Les images du feu et des dégâts de la cathédrale Notre-Dame de Paris me ramènent inlassablement en tête cette autre image, choc médiatique pendant mon enfance, symbole de la fin de la Yougoslavie de mes grands-parents, l'image du violoncelliste Vedran Smailović, donnant un concert dans la bibliothèque nationale de Sarajevo, haut-lieu du vivre ensemble qui réunissait des héritages littéraires de strates historiques si variées, si pluriculturelles, bibliothèque en ruines, détruite par la guerre, volontairement, cible d'un urbicide s'acharnant sur les bâtiments avec rage pour en détruire la symbolique...
D'autres images de destructions de guerre n'ont cessé depuis de croiser mon chemin, par les médias, par mes travaux de recherche, en Afghanistan, au Mali, en Syrie et dans tant d'autres lieux où la ruine est volontaire et choisie...
Parmi des patrimoines détruits, beaucoup pourraient venir à l'esprit. Petite liste (malheureusement) loin d'être exhaustive :
- les bouddhas de Bamiyan en Afghanistan,
- Stari Most, le vieux pont de Mostar en Bosnie-Herzégovine,
- les mausolées de Tombouctou au Mali,
- les trésors archéologiques de Palmyre ou l'ancienne cité d'Alep en Syrie.
Si les guerres ont très souvent détruit des patrimoines, ceux-ci n'étaient souvent que des "dommages collatéraux", des cibles indirectes. A partir de la guerre civile espagnole, la protection des biens et patrimoines culturels va devenir l'une des préoccupations de la communauté internationale (NÉGRI, Vincent (dir.), 2014, Le patrimoine culturel, cible des conflits armés : de la guerre civile espagnole aux guerres du 21e siècle, Bruylant, Bruxelles), et le droit va progressivement évoluer vers une meilleure prise en compte de cette dimension symbolique de l'identité telle qu'elle peut être une cible volontaire dans les guerres.

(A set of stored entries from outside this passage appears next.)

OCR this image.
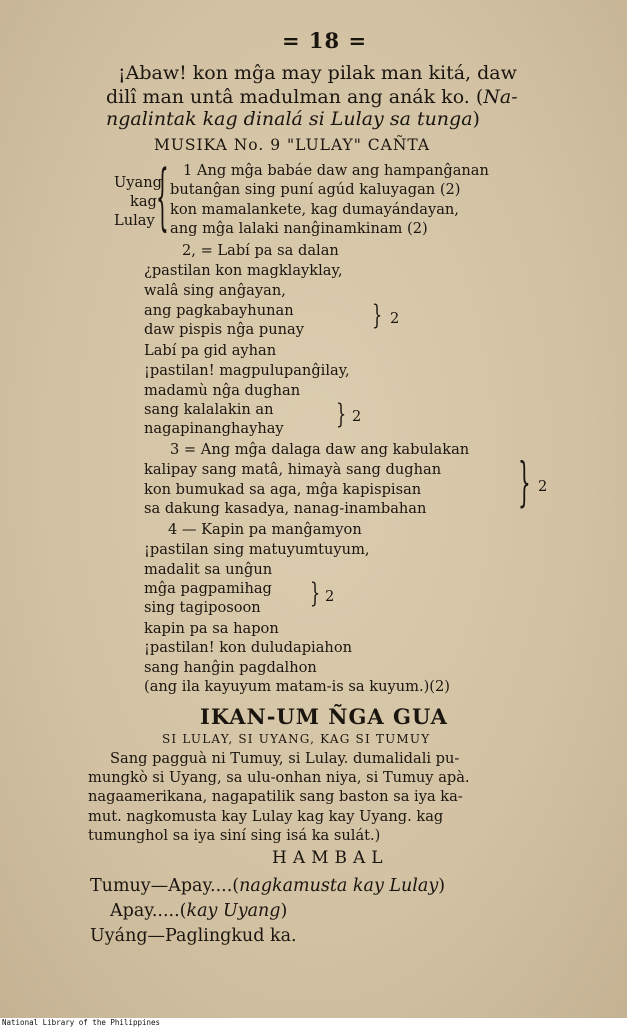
= 18 =
¡Abaw! kon mĝa may pilak man kitá, daw
dilî man untâ madulman ang anák ko. (Na-
ngalintak kag dinalá si Lulay sa tunga)
MUSIKA No. 9 "LULAY" CAÑTA
Uyang
kag
Lulay { 1 Ang mĝa babáe daw ang hampanĝanan
butanĝan sing puní agúd kaluyagan (2)
kon mamalankete, kag dumayándayan,
ang mĝa lalaki nanĝinamkinam (2)
2, = Labí pa sa dalan
¿pastilan kon magklayklay,
walâ sing anĝayan,
ang pagkabayhunan
daw pispis nĝa punay	} 2
Labí pa gid ayhan
¡pastilan! magpulupanĝilay,
madamù nĝa dughan
sang kalalakin an
nagapinanghayhay	} 2
3 = Ang mĝa dalaga daw ang kabulakan
kalipay sang matâ, himayà sang dughan
kon bumukad sa aga, mĝa kapispisan
sa dakung kasadya, nanag-inambahan	} 2
4 — Kapin pa manĝamyon
¡pastilan sing matuyumtuyum,
madalit sa unĝun
mĝa pagpamihag
sing tagiposoon	} 2
kapin pa sa hapon
¡pastilan! kon duludapiahon
sang hanĝin pagdalhon
(ang ila kayuyum matam-is sa kuyum.)(2)
IKAN-UM ÑGA GUA
SI LULAY, SI UYANG, KAG SI TUMUY
Sang pagguà ni Tumuy, si Lulay. dumalidali pu-
mungkò si Uyang, sa ulu-onhan niya, si Tumuy apà.
nagaamerikana, nagapatilik sang baston sa iya ka-
mut. nagkomusta kay Lulay kag kay Uyang. kag
tumunghol sa iya siní sing isá ka sulát.)
HAMBAL
Tumuy—Apay....(nagkamusta kay Lulay)
Apay.....(kay Uyang)
Uyáng—Paglingkud ka.
National Library of the Philippines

L'une des grandes mutations des conflits armés post-guerre froide vient de la prégnance ces mémoricides, c'est-à-dire de cet acharnement à détruire, par leurs symboles, la mémoire de l'Autre ou d'un vivre-ensemble que haïssent certains belligérants. C'est pourquoi, en mars 2017 (seulement), la destruction volontaire du patrimoine culturel dans la guerre est devenue un crime de guerre, à la suite d'une résolution votée par le Conseil de sécurité des Nations unies.